Prices plummeted on Friday on news that China’s top steel companies questioned whether “non-market factors” had caused a surge in iron ore prices to record highs, and called on the government to maintain market stability.
Companies representing 30% of China’s steel output, including China Baowu Group, HBIS Group, Jiangsu Shagang Group and Ansteel Group, have formed a panel to look into the pricing of iron ore and work with futures exchanges.
The most-active September iron ore contract on the Dalian Commodity Exchange ended the session up 1.9% at 861 yuan ($124.95) a tonne, after reversing early losses and climbing as much as 2.5%. It was still down 5.5% from a record high of 911.5 yuan hit on July 3.
While there were some funds outflow following news about the investigation, iron ore remained supported because of expectations of “very strong infrastructure steel demand”, said Singapore-based steel and iron ore data analytics company Tivlon Technologies.
“The strong steel demand in China and Southeast Asia is resilient and we are expecting further upside in government projects in Q3 particularly in ASEAN countries,” said Tivlon data scientist Darren Toh.

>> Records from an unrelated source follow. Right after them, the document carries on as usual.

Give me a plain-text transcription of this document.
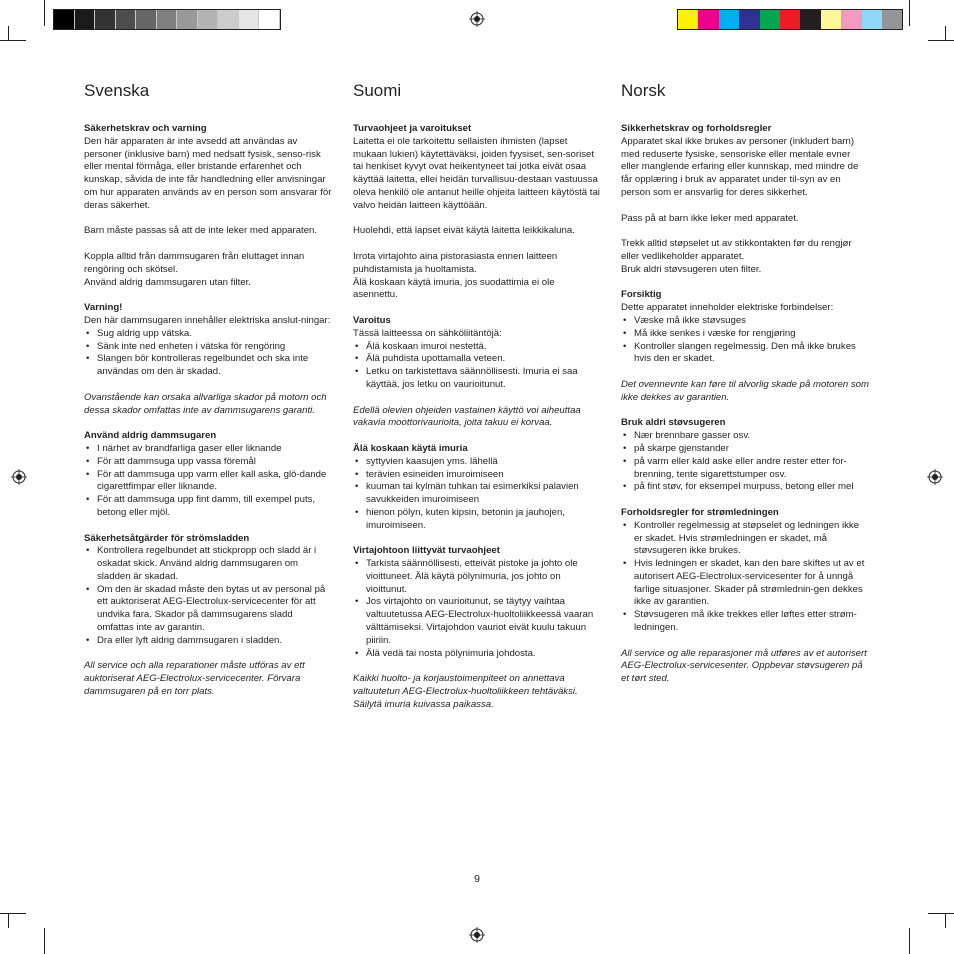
Svenska

Säkerhetskrav och varning

Den här apparaten är inte avsedd att användas av personer (inklusive barn) med nedsatt fysisk, senso-risk eller mental förmåga, eller bristande erfarenhet och kunskap, såvida de inte får handledning eller anvisningar om hur apparaten används av en person som ansvarar för deras säkerhet.

Barn måste passas så att de inte leker med apparaten.

Koppla alltid från dammsugaren från eluttaget innan rengöring och skötsel.

Använd aldrig dammsugaren utan filter.

Varning!

Den här dammsugaren innehåller elektriska anslut-ningar:

• Sug aldrig upp vätska.
• Sänk inte ned enheten i vätska för rengöring
• Slangen bör kontrolleras regelbundet och ska inte användas om den är skadad.

Ovanstående kan orsaka allvarliga skador på motorn och dessa skador omfattas inte av dammsugarens garanti.

Använd aldrig dammsugaren

• I närhet av brandfarliga gaser eller liknande
• För att dammsuga upp vassa föremål
• För att dammsuga upp varm eller kall aska, glö-dande cigarettfimpar eller liknande.
• För att dammsuga upp fint damm, till exempel puts, betong eller mjöl.

Säkerhetsåtgärder för strömsladden

• Kontrollera regelbundet att stickpropp och sladd är i oskadat skick. Använd aldrig dammsugaren om sladden är skadad.
• Om den är skadad måste den bytas ut av personal på ett auktoriserat AEG-Electrolux-servicecenter för att undvika fara. Skador på dammsugarens sladd omfattas inte av garantin.
• Dra eller lyft aldrig dammsugaren i sladden.

All service och alla reparationer måste utföras av ett auktoriserat AEG-Electrolux-servicecenter. Förvara dammsugaren på en torr plats.

Suomi

Turvaohjeet ja varoitukset

Laitetta ei ole tarkoitettu sellaisten ihmisten (lapset mukaan lukien) käytettäväksi, joiden fyysiset, sen-soriset tai henkiset kyvyt ovat heikentyneet tai jotka eivät osaa käyttää laitetta, ellei heidän turvallisuu-destaan vastuussa oleva henkilö ole antanut heille ohjeita laitteen käytöstä tai valvo heidän laitteen käyttöään.

Huolehdi, että lapset eivät käytä laitetta leikkikaluna.

Irrota virtajohto aina pistorasiasta ennen laitteen puhdistamista ja huoltamista.

Älä koskaan käytä imuria, jos suodattimia ei ole asennettu.

Varoitus

Tässä laitteessa on sähköliitäntöjä:

• Älä koskaan imuroi nestettä.
• Älä puhdista upottamalla veteen.
• Letku on tarkistettava säännöllisesti. Imuria ei saa käyttää, jos letku on vaurioitunut.

Edellä olevien ohjeiden vastainen käyttö voi aiheuttaa vakavia moottorivaurioita, joita takuu ei korvaa.

Älä koskaan käytä imuria

• syttyvien kaasujen yms. lähellä
• terävien esineiden imuroimiseen
• kuuman tai kylmän tuhkan tai esimerkiksi palavien savukkeiden imuroimiseen
• hienon pölyn, kuten kipsin, betonin ja jauhojen, imuroimiseen.

Virtajohtoon liittyvät turvaohjeet

• Tarkista säännöllisesti, etteivät pistoke ja johto ole vioittuneet. Älä käytä pölynimuria, jos johto on vioittunut.
• Jos virtajohto on vaurioitunut, se täytyy vaihtaa valtuutetussa AEG-Electrolux-huoltoliikkeessä vaaran välttämiseksi. Virtajohdon vauriot eivät kuulu takuun piiriin.
• Älä vedä tai nosta pölynimuria johdosta.

Kaikki huolto- ja korjaustoimenpiteet on annettava valtuutetun AEG-Electrolux-huoltoliikkeen tehtäväksi. Säilytä imuria kuivassa paikassa.

Norsk

Sikkerhetskrav og forholdsregler

Apparatet skal ikke brukes av personer (inkludert barn) med reduserte fysiske, sensoriske eller mentale evner eller manglende erfaring eller kunnskap, med mindre de får opplæring i bruk av apparatet under til-syn av en person som er ansvarlig for deres sikkerhet.

Pass på at barn ikke leker med apparatet.

Trekk alltid støpselet ut av stikkontakten før du rengjør eller vedlikeholder apparatet.

Bruk aldri støvsugeren uten filter.

Forsiktig

Dette apparatet inneholder elektriske forbindelser:

• Væske må ikke støvsuges
• Må ikke senkes i væske for rengjøring
• Kontroller slangen regelmessig. Den må ikke brukes hvis den er skadet.

Det ovennevnte kan føre til alvorlig skade på motoren som ikke dekkes av garantien.

Bruk aldri støvsugeren

• Nær brennbare gasser osv.
• på skarpe gjenstander
• på varm eller kald aske eller andre rester etter for-brenning, tente sigarettstumper osv.
• på fint støv, for eksempel murpuss, betong eller mel

Forholdsregler for strømledningen

• Kontroller regelmessig at støpselet og ledningen ikke er skadet. Hvis strømledningen er skadet, må støvsugeren ikke brukes.
• Hvis ledningen er skadet, kan den bare skiftes ut av et autorisert AEG-Electrolux-servicesenter for å unngå farlige situasjoner. Skader på strømlednin-gen dekkes ikke av garantien.
• Støvsugeren må ikke trekkes eller løftes etter strøm-ledningen.

All service og alle reparasjoner må utføres av et autorisert AEG-Electrolux-servicesenter. Oppbevar støvsugeren på et tørt sted.

9
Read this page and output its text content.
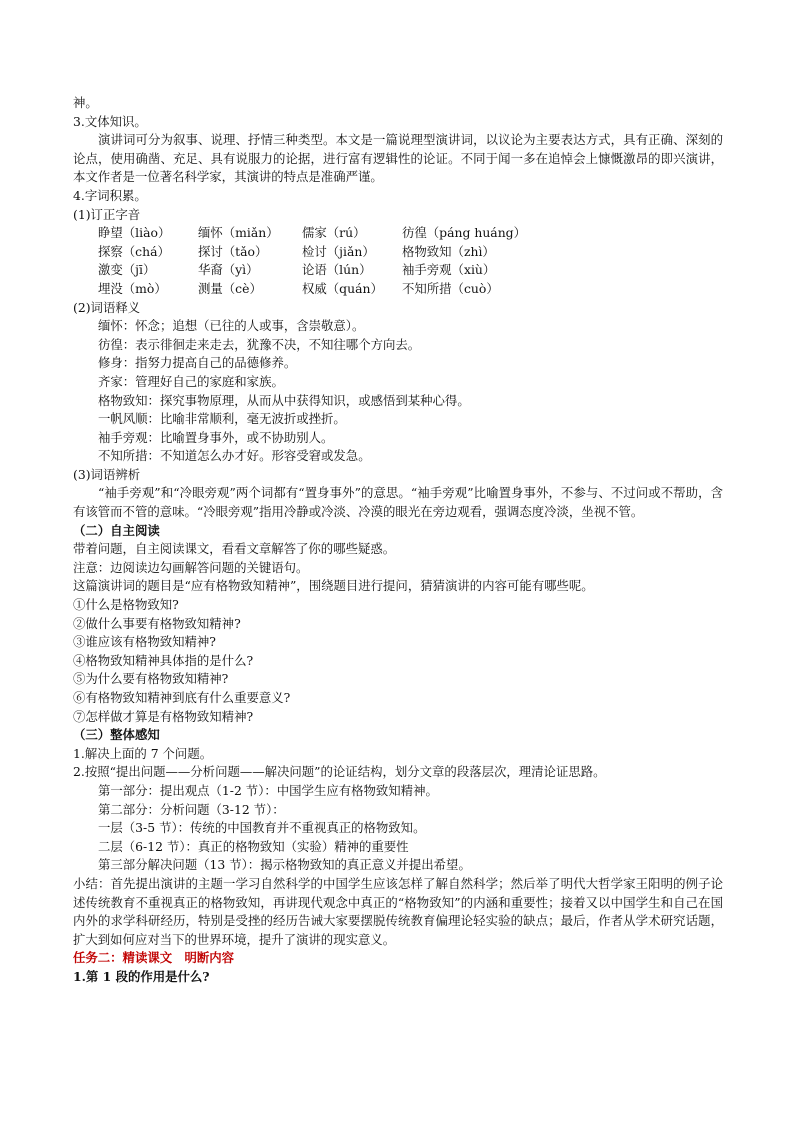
神。

3.文体知识。

演讲词可分为叙事、说理、抒情三种类型。本文是一篇说理型演讲词，以议论为主要表达方式，具有正确、深刻的论点，使用确凿、充足、具有说服力的论据，进行富有逻辑性的论证。不同于闻一多在追悼会上慷慨激昂的即兴演讲，本文作者是一位著名科学家，其演讲的特点是准确严谨。

4.字词积累。

(1)订正字音

睁望（liào）	缅怀（miǎn）	儒家（rú）	彷徨（páng huáng）
探察（chá）	探讨（tǎo）	检讨（jiǎn）	格物致知（zhì）
激变（jī）	华裔（yì）	论语（lún）	袖手旁观（xiù）
埋没（mò）	测量（cè）	权威（quán）	不知所措（cuò）

(2)词语释义

缅怀：怀念；追想（已往的人或事，含崇敬意）。

彷徨：表示徘徊走来走去，犹豫不决，不知往哪个方向去。

修身：指努力提高自己的品德修养。

齐家：管理好自己的家庭和家族。

格物致知：探究事物原理，从而从中获得知识，或感悟到某种心得。

一帆风顺：比喻非常顺利，毫无波折或挫折。

袖手旁观：比喻置身事外，或不协助别人。

不知所措：不知道怎么办才好。形容受窘或发急。

(3)词语辨析

“袖手旁观”和“冷眼旁观”两个词都有“置身事外”的意思。“袖手旁观”比喻置身事外，不参与、不过问或不帮助，含有该管而不管的意味。“冷眼旁观”指用冷静或冷淡、冷漠的眼光在旁边观看，强调态度冷淡，坐视不管。

（二）自主阅读

带着问题，自主阅读课文，看看文章解答了你的哪些疑惑。

注意：边阅读边勾画解答问题的关键语句。

这篇演讲词的题目是“应有格物致知精神”，围绕题目进行提问，猜猜演讲的内容可能有哪些呢。

①什么是格物致知?

②做什么事要有格物致知精神?

③谁应该有格物致知精神?

④格物致知精神具体指的是什么?

⑤为什么要有格物致知精神?

⑥有格物致知精神到底有什么重要意义?

⑦怎样做才算是有格物致知精神?

（三）整体感知

1.解决上面的 7 个问题。

2.按照“提出问题——分析问题——解决问题”的论证结构，划分文章的段落层次，理清论证思路。

第一部分：提出观点（1-2 节）：中国学生应有格物致知精神。

第二部分：分析问题（3-12 节）：

一层（3-5 节）：传统的中国教育并不重视真正的格物致知。

二层（6-12 节）：真正的格物致知（实验）精神的重要性

第三部分解决问题（13 节）：揭示格物致知的真正意义并提出希望。

小结：首先提出演讲的主题一学习自然科学的中国学生应该怎样了解自然科学；然后举了明代大哲学家王阳明的例子论述传统教育不重视真正的格物致知，再讲现代观念中真正的“格物致知”的内涵和重要性；接着又以中国学生和自己在国内外的求学科研经历，特别是受挫的经历告诫大家要摆脱传统教育偏理论轻实验的缺点；最后，作者从学术研究话题，扩大到如何应对当下的世界环境，提升了演讲的现实意义。

任务二：精读课文　明断内容

1.第 1 段的作用是什么?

“We continue to remain upbeat about iron ore prices in Q3 and also expect steel mill margins to improve towards the end of Q3,” Toh said, projecting a price of $150 a tonne by October.
* Benchmark spot iron ore with 62% fines for delivery to China SH-CCN-IRNOR62 fell 4.1% to $117.50 a tonne on Friday following news that executives from eight of China’s biggest steel mills gathered on June 27 to discuss the surge in prices.
* The spot price, based on data tracked by SteelHome consultancy, had jumped to as high as $126.50 a tonne on July 3, its highest in about five-and-a-half years, boosting its 2019 gains to 71%.
* Analysts have attributed the rallies in spot and futures prices of iron ore mainly to concerns about tight supplies amid reduced exports from top producers Australia and Brazil, as well as robust Chinese demand.
* Iron ore stocked at China’s ports rose to 115.6 million tonnes, as of July 5, SteelHome data showed SH-TOT-IRONINV, rising for the first time in three months. Port inventory had fallen steadily since April to 115.25 million tonnes as of June 28, the lowest since early 2017.
* The most-active October construction steel rebar contract on the Shanghai Futures Exchange edged down 0.6% to 3,992 yuan a tonne. Hot-rolled coil, steel used in cars and home appliances, slipped 0.2% to 3,871 yuan.
* China’s top steelmaking province of Hebei has moved up the target dates for cutting industrial capacity and relocating plants by two months to the end of October, the provincial environmental department said.